Por Edzard Ernst
Publicado na Spectator
Por mais de duas décadas, estive em contato constante com profissionais que oferecem esta ou aquela terapia alternativa. Sempre que os advirto que talvez haja boas razões para duvidar do valor de suas intervenções, eles me dizem: “Não me interessa como funciona, desde que ajude meus pacientes.” O que querem dizer é bastante óbvio. Todos os dias veem pacientes que melhoram após receber seus tratamentos e acham que é errado duvidar de suas experiências. Para eles, a prova do pudim é o ato de comê-lo.
À primeira vista, a essa linha de raciocínio parece razoável, lógica e correta. Seria tolo, talvez até antiético, rejeitar um tratamento útil simplesmente por falhar em entender o exato mecanismo que o torna benéfico. Isso não seria pragmático nem gentil e não é o que geralmente ocorre em medicina: a aspirina, por exemplo, foi largamente utilizada e ajudou muitos pacientes bem antes que entendêssemos como ela funcionava. No entanto, uma vez que analisamos a maneira como essa noção é empregada para defender o uso de terapias não comprovadas ou já refutadas, o que vemos é falacioso.
Esse argumento combina dois assuntos fundamentalmente diferentes que deveriam ser tratados em separado: 1) o mecanismo de ação da terapia (“como funciona”) e 2) sua efetividade clínica (“ajuda meus pacientes”).
A questão se torna mais clara se não discutirmos sobre abstrações, mas em relação a um exemplo concreto: Florais de Bach. Assim como os preparados homeopáticos, florais são tão diluídos que não contem qualquer ingrediente ativo (no entanto diferem dos homeopáticos por não seguir o princípio de “cura pelo igual”). Diversos experimentos clínicos sobre florais já foram publicados e, coletivamente, seus resultados mostram que seus efeitos clínicos em nada diferem de um placebo.
Os princípios por trás dos florais são cientificamente implausíveis e mesmo seus terapeutas admitem não ter ideia de como os remédios funcionam. Cientistas acrescentam que o mecanismo de ação de remédios tão diluídos não é apenas desconhecido, mas impossível de ser conhecido: simplesmente não há uma maneira de explicar cientificamente a ação de florais; qualquer explicação racional tornaria necessário reescrever seções inteiras nos livros de física e química.
Sendo assim, a situação é bastante clara: Florais de Bach não são eficazes e não há um mecanismo de ação plausível. Ainda assim muitos pacientes se sentem melhores após consultar-se com um terapeuta floral (ou após se automedicar com florais) e estes clientes satisfeitos insistem: “Eu não ligo para como eles funcionam, desde que me ajudem”.

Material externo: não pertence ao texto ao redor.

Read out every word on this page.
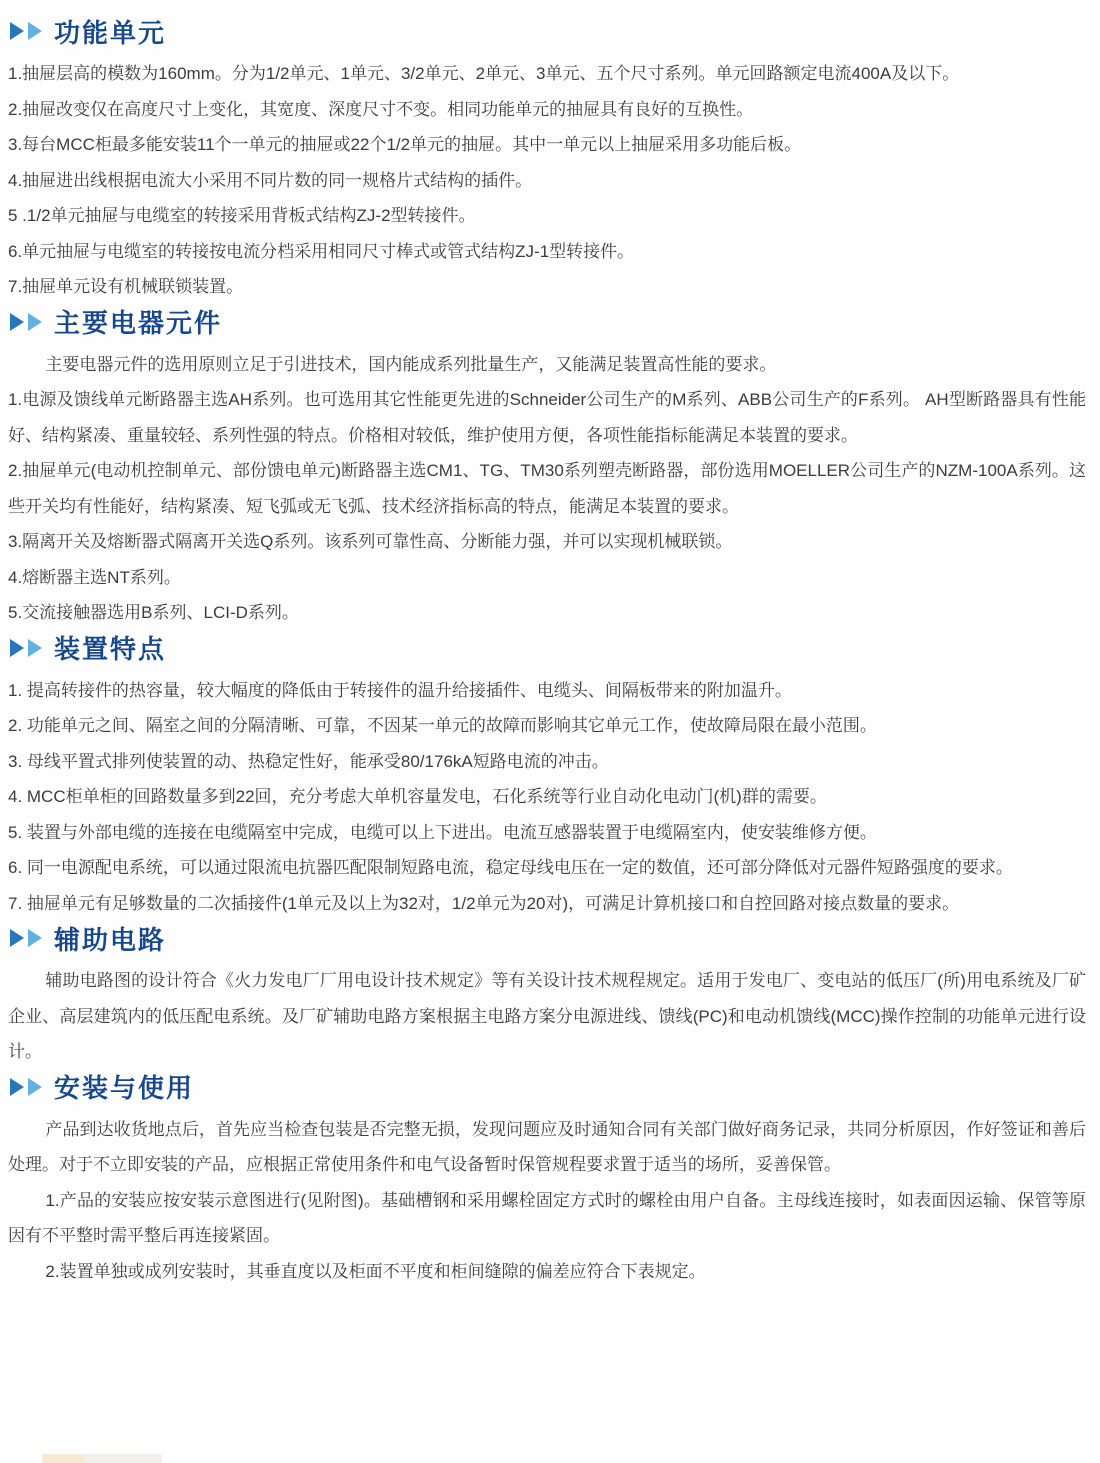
功能单元

1.抽屉层高的模数为160mm。分为1/2单元、1单元、3/2单元、2单元、3单元、五个尺寸系列。单元回路额定电流400A及以下。

2.抽屉改变仅在高度尺寸上变化，其宽度、深度尺寸不变。相同功能单元的抽屉具有良好的互换性。

3.每台MCC柜最多能安装11个一单元的抽屉或22个1/2单元的抽屉。其中一单元以上抽屉采用多功能后板。

4.抽屉进出线根据电流大小采用不同片数的同一规格片式结构的插件。

5 .1/2单元抽屉与电缆室的转接采用背板式结构ZJ-2型转接件。

6.单元抽屉与电缆室的转接按电流分档采用相同尺寸棒式或管式结构ZJ-1型转接件。

7.抽屉单元设有机械联锁装置。

主要电器元件

主要电器元件的选用原则立足于引进技术，国内能成系列批量生产，又能满足装置高性能的要求。

1.电源及馈线单元断路器主选AH系列。也可选用其它性能更先进的Schneider公司生产的M系列、ABB公司生产的F系列。 AH型断路器具有性能好、结构紧凑、重量较轻、系列性强的特点。价格相对较低，维护使用方便，各项性能指标能满足本装置的要求。

2.抽屉单元(电动机控制单元、部份馈电单元)断路器主选CM1、TG、TM30系列塑壳断路器，部份选用MOELLER公司生产的NZM-100A系列。这些开关均有性能好，结构紧凑、短飞弧或无飞弧、技术经济指标高的特点，能满足本装置的要求。

3.隔离开关及熔断器式隔离开关选Q系列。该系列可靠性高、分断能力强，并可以实现机械联锁。

4.熔断器主选NT系列。

5.交流接触器选用B系列、LCI-D系列。

装置特点

1. 提高转接件的热容量，较大幅度的降低由于转接件的温升给接插件、电缆头、间隔板带来的附加温升。

2. 功能单元之间、隔室之间的分隔清晰、可靠，不因某一单元的故障而影响其它单元工作，使故障局限在最小范围。

3. 母线平置式排列使装置的动、热稳定性好，能承受80/176kA短路电流的冲击。

4. MCC柜单柜的回路数量多到22回，充分考虑大单机容量发电，石化系统等行业自动化电动门(机)群的需要。

5. 装置与外部电缆的连接在电缆隔室中完成，电缆可以上下进出。电流互感器装置于电缆隔室内，使安装维修方便。

6. 同一电源配电系统，可以通过限流电抗器匹配限制短路电流，稳定母线电压在一定的数值，还可部分降低对元器件短路强度的要求。

7. 抽屉单元有足够数量的二次插接件(1单元及以上为32对，1/2单元为20对)，可满足计算机接口和自控回路对接点数量的要求。

辅助电路

辅助电路图的设计符合《火力发电厂厂用电设计技术规定》等有关设计技术规程规定。适用于发电厂、变电站的低压厂(所)用电系统及厂矿企业、高层建筑内的低压配电系统。及厂矿辅助电路方案根据主电路方案分电源进线、馈线(PC)和电动机馈线(MCC)操作控制的功能单元进行设计。

安装与使用

产品到达收货地点后，首先应当检查包装是否完整无损，发现问题应及时通知合同有关部门做好商务记录，共同分析原因，作好签证和善后处理。对于不立即安装的产品，应根据正常使用条件和电气设备暂时保管规程要求置于适当的场所，妥善保管。

1.产品的安装应按安装示意图进行(见附图)。基础槽钢和采用螺栓固定方式时的螺栓由用户自备。主母线连接时，如表面因运输、保管等原因有不平整时需平整后再连接紧固。

2.装置单独或成列安装时，其垂直度以及柜面不平度和柜间缝隙的偏差应符合下表规定。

Essas pessoas se esquecem, é claro, que sintomas podem melhorar por um vasto número de razões que não tem relação com qualquer efeito terapêutico: o histórico natural da condição, regressão a média, efeito placebo – apenas para mencionar as três razões mais óbvias. Somente experimentos rigorosamente controlados podem nos dizer se a terapia ou outros fatores causaram determinado resultado clínico; nossa percepção sozinha frequentemente falha em identificar causa e efeito corretamente e assim somos facilmente ludibriados por nossas experiências.
O fato de milhares de pacientes defenderem os Florais de Bach, não constitui prova de sua eficácia. Não é difícil explicar a discrepância entre as impressões geradas por nossas experiências e os resultados de testes clínicos: o empático encontro com um terapeuta e/ou o efeito placebo e/ou o histórico natural da condição são percebidos como melhoras sintomáticas, ao passo que os florais não tem qualquer efeito específico.
Entusiastas de florais provavelmente alegariam que o efeito placebo também constitui um mecanismo de ação plausível. “Com certeza”, diriam, “isso significa que Florais de Bach são úteis e devem ser empregados em larga escala.” O que eles esquecem é que não precisamos de um placebo para gerar o efeito placebo.
Isso soa paradoxal, mas é tão simples quanto verdadeiro: um tratamento efetivo ministrado com o devido tempo, compaixão e empatia irá, claro, também gerar um efeito placebo – e, ainda melhor, também geraria um efeito terapêutico específico. Assim sendo, Florais de Bach – e outras terapias placebo – são incomparavelmente inúteis. Visto por essa perspectiva, raramente há uma boa justificativa para o uso de placebos no protocolo clínico.
Minha conclusão a respeito disso tudo é bastante direta: aqueles que defendem medicina alternativa com frequência tentam justificar o uso de tratamentos não comprovados ou refutados dizendo: “Não me importa como funciona, desde que ajude.” Isso pode soar razoável, mas sob um escrutínio mais rigoroso mostra-se falacioso e equivocado. Ademais, isso é perigoso por promover charlatanismo. O uso de tais terapias na rotina clínica não é justificável e não serve aos interesses dos pacientes.